Porque hoje é dia da França
que tem um galo como símbolo, tal como nós, e que ficou um pouco depenado,
veio-me à saudade um dos pratos típicos da minha terra: galinha à cafreal.
Um dos alimentos mais
comum em Moçambique é a galinha. De tal maneira que os técnicos dos caminhos de
ferro que estudaram a ligação ferroviária para a Zâmbia, na zona de Tete, tendo
unicamente aquela ave como sustento, lhe dedicaram um monumento que
julgo que por lá estará ainda.
À cafreal porque feita
por negros, tal como o golo que nos deu a vitória no Euro, e que deixou os
franceses com um grande galo. Cafreal é uma palavra de origem semita que se
referia aos agricultores que semeavam, escondendo a semente na terra. A palavra
passou então a designar aquele que esconde ou cobre. Após o aparecimento do islão
os árabes passaram a designar assim todos aqueles que recusavam a fé islâmica,
nomeadamente os indígenas a sul do Sahara. Os portugueses, que conseguem confundir
os franceses, julgaram que a palavra designava os negros, passando então para o
português como referência àqueles e à zona de África por eles habitada. O termo
em inglês tem, no entanto, uma significação mais racista e acintosa.
A galinha à cafreal é
assim um churrasco feito à moda dos negros. Lembro-me de um criado, numa das
praias de Inharrime (sul de Moçambique), que assava assim as galinhas,
pintando-as, cheio de paciência, com uma pena molhada de azeite. Ficavam deliciosas.

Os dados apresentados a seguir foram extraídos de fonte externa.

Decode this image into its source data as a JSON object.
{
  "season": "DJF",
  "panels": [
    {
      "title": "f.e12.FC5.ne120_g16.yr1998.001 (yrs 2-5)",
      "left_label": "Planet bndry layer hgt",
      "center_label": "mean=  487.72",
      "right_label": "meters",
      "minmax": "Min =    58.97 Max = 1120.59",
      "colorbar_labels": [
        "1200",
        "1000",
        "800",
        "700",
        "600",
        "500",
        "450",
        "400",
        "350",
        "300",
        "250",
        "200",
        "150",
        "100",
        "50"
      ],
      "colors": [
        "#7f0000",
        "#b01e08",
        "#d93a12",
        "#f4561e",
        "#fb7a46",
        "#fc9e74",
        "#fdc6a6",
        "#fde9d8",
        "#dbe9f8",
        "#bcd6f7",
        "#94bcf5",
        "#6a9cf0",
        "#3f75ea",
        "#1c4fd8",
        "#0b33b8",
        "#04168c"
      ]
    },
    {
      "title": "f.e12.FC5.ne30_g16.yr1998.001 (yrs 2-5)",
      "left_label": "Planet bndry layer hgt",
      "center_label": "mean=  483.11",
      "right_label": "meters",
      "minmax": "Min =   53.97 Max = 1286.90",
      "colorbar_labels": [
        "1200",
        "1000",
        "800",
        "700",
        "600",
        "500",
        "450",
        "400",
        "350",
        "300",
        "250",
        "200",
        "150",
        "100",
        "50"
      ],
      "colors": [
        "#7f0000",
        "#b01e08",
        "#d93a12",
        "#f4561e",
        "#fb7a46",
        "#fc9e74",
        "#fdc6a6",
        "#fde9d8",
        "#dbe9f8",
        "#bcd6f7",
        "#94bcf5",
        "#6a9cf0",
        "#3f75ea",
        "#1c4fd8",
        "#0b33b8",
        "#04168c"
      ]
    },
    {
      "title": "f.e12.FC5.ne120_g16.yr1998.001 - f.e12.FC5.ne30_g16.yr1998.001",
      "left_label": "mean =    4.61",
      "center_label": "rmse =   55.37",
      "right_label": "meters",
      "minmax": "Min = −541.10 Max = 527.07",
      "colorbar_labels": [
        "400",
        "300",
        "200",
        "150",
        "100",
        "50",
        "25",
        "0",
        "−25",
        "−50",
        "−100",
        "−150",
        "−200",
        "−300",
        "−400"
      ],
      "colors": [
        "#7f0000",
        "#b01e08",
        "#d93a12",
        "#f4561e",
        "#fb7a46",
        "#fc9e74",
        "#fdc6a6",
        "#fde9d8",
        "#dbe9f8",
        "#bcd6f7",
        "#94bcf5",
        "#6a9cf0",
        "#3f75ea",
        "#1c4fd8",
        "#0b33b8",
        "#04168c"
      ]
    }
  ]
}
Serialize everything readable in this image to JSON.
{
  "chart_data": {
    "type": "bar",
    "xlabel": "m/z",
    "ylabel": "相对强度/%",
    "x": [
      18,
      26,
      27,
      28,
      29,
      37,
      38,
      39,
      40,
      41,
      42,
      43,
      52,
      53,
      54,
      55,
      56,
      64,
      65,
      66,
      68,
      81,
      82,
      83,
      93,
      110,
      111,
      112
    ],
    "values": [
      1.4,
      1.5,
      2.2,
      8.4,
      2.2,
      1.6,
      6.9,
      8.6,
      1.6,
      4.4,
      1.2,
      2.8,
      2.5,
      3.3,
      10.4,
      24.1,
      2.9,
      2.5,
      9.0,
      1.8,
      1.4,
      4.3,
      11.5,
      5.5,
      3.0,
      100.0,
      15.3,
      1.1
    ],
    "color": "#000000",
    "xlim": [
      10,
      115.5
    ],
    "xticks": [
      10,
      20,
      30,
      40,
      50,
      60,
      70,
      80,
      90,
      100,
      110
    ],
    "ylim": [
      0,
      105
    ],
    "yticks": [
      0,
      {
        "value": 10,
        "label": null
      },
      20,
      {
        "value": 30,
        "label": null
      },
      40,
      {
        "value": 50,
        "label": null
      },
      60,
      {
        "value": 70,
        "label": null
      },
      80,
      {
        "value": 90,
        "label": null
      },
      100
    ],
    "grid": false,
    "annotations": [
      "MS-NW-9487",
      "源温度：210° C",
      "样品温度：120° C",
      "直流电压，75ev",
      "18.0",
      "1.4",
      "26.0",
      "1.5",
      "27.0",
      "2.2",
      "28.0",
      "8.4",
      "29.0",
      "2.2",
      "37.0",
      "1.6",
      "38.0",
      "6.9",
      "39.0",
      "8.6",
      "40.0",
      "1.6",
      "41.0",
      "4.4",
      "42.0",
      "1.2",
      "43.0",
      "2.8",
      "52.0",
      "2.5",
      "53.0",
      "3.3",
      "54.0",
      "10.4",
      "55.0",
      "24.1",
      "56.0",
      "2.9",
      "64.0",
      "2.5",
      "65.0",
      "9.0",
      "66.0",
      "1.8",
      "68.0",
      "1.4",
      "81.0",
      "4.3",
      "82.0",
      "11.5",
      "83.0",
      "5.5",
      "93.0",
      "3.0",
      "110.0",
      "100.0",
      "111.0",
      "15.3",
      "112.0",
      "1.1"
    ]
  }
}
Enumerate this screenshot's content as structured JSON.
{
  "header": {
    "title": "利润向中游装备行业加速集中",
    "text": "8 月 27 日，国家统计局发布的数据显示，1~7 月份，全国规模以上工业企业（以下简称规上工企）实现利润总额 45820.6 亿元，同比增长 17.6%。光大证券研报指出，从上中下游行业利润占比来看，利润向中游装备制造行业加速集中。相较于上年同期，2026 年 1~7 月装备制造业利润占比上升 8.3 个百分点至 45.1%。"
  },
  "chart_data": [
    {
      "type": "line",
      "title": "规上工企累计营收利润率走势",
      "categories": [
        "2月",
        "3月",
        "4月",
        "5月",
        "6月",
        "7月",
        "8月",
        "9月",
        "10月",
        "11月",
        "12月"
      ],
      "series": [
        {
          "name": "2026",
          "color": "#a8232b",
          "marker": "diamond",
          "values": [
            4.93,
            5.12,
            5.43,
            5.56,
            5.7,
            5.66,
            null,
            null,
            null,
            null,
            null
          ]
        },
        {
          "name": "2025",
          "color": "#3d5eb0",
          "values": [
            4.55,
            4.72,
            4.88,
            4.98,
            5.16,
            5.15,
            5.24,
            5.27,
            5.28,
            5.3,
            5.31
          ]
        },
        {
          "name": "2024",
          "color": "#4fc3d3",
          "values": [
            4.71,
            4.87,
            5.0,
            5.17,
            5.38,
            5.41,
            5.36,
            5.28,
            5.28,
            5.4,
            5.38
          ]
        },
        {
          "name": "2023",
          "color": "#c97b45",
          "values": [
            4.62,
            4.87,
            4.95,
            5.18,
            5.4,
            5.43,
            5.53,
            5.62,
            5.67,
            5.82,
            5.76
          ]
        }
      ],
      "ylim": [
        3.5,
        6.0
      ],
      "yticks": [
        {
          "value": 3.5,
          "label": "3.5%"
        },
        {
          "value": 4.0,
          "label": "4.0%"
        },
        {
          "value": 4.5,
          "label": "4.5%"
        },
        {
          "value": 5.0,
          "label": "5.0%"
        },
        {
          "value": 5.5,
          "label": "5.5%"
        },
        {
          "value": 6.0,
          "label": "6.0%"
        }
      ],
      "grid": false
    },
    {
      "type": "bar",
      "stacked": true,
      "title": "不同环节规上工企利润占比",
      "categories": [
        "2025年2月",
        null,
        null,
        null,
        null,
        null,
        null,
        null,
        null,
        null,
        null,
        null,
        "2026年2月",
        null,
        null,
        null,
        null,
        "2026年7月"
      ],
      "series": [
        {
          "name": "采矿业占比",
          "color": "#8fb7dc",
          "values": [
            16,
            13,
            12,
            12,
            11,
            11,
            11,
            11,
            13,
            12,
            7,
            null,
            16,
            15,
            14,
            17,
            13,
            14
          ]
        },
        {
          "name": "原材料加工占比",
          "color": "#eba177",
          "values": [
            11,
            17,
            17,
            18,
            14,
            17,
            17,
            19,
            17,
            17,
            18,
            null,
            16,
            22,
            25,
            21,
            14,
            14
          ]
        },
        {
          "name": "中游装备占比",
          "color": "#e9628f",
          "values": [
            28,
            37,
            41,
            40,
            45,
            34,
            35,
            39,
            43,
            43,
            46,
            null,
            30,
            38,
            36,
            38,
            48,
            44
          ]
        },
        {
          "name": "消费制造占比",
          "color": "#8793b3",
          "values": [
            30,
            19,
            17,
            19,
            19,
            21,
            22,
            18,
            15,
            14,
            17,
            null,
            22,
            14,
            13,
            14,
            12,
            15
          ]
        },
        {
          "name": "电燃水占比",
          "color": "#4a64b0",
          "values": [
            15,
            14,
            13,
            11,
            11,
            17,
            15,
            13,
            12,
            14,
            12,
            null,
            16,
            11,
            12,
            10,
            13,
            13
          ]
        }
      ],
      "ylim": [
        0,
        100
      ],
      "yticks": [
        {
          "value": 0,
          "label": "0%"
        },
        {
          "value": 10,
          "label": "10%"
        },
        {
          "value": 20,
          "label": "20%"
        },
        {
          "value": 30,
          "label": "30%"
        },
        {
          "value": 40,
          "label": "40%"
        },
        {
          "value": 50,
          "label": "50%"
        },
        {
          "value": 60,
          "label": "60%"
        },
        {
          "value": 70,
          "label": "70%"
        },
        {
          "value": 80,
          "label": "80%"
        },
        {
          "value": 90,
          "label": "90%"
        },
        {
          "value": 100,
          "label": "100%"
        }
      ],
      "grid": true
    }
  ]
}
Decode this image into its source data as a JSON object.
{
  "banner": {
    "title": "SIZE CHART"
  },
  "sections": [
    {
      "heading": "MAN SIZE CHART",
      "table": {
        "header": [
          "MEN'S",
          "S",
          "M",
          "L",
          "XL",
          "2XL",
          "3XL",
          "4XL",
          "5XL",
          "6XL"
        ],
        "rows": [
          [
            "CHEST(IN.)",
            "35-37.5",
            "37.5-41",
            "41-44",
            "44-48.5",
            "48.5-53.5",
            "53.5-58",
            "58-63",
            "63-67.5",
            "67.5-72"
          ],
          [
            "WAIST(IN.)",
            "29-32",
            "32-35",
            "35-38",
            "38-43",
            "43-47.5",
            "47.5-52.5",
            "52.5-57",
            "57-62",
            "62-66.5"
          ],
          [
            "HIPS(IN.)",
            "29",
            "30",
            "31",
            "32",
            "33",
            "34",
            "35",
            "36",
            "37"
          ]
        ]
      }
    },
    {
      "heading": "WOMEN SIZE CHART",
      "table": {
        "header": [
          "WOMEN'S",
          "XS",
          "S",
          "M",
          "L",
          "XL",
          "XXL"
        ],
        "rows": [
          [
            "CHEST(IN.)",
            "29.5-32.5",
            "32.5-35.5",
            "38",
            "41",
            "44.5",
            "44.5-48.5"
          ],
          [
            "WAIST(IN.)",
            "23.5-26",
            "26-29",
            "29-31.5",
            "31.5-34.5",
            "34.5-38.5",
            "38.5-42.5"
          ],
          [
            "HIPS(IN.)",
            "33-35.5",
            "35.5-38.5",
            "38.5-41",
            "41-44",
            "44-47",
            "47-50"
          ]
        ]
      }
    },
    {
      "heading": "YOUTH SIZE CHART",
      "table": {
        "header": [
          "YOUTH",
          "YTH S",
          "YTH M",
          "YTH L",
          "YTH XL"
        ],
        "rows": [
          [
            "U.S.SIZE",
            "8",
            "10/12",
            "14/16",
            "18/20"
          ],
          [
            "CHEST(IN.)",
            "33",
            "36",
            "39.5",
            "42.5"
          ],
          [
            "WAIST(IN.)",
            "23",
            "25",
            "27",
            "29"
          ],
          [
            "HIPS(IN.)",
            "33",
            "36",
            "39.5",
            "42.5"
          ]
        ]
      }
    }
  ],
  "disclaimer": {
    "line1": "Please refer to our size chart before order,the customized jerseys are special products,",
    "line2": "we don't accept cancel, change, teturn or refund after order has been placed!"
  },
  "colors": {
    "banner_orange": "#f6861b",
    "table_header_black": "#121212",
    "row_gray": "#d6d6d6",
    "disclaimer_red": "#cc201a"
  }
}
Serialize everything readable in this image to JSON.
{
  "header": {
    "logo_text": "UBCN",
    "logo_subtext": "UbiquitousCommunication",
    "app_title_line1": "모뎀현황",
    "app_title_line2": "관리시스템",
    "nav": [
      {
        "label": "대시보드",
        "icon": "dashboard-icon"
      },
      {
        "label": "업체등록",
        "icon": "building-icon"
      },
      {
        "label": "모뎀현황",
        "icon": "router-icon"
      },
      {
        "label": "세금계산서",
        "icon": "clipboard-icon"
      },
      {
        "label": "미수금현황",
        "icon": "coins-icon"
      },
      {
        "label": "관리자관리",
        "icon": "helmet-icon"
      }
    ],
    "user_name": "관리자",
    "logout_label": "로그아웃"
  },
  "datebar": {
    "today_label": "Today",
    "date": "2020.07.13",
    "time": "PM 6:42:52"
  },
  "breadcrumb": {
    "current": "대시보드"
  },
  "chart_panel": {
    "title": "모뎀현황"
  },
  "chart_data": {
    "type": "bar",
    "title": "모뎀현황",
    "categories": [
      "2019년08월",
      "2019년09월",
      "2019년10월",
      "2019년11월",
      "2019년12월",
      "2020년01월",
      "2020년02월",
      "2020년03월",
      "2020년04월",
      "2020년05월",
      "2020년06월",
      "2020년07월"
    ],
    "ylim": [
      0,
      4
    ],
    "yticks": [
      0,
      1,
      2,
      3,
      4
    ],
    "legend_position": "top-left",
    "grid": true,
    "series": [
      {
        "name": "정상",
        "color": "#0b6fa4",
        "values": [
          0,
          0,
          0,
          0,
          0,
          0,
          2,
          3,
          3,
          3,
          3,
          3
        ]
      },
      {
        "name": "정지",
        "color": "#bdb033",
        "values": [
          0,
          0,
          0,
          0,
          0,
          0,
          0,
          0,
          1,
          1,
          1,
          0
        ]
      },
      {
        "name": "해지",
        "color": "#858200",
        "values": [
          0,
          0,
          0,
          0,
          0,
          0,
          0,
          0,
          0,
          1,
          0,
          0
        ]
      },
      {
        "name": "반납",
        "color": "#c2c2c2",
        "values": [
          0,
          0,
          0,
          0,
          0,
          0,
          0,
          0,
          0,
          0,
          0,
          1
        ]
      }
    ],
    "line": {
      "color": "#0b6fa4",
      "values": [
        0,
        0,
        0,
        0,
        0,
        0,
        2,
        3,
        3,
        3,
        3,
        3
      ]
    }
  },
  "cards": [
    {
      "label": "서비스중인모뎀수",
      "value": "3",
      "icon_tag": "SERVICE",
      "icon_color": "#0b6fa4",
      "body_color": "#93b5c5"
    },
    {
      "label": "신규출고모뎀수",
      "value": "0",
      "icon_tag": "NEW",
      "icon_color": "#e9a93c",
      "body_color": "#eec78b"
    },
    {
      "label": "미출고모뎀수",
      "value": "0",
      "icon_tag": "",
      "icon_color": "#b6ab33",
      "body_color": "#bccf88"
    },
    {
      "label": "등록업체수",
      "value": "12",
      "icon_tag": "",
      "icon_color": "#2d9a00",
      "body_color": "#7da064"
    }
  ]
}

Na cidade comiam-se na cervejaria Laurentina, que julgo ainda existir. A interculturalidade
da cidade de então obrigava a cervejaria a aceitar que os muçulmanos trouxessem
as suas próprias galinhas, mortas de acordo com o preceito religioso, e
assavam-nas então da maneira que trazia fama ao restaurante: vários bidons
abertos ao meio cheios de brasas com uma rede por cima, no páteo do restaurante
(não existia a ASAE). Lembro-me ainda de, em miúdo no mato, ir comprar galinhas
ao terreiro de uma velha negra que as entregava vivas depois de lhes arrancar
umas penas da cauda, para qualquer feitiço ou sortilégio que desconheço.
O segredo é de
polichinelo. Sal, alho e piripiri ligados com azeite. Deixa-se repousar
temperada para tomar o gosto e depois vai a assar na brasa. A temperatura das
brasas é um segredo que só a experiência ensina. A suficiente para assar
lentamente. Durante a assadura vai-se “pintando” com azeite e sumo de limão.
Uma curiosidade: a
galinha, ou o frango, não se abrem pelo peito como se vê por aí, mas pelas
costas, deixando que o peito fique inteiro. Convém bater um pouco com um
martelo para que fique bem espalmada. Depois é só comer acompanhada de uma
sagres ou superbock na falta da laurentina.
De referir que o azeite é uma inovação colonial, pelo que o método tradicional era usar óleo de palma. A receita tradicional é feita com galinha do mato, daí o hábito de a abrir pelas costas pois tem o peito maior.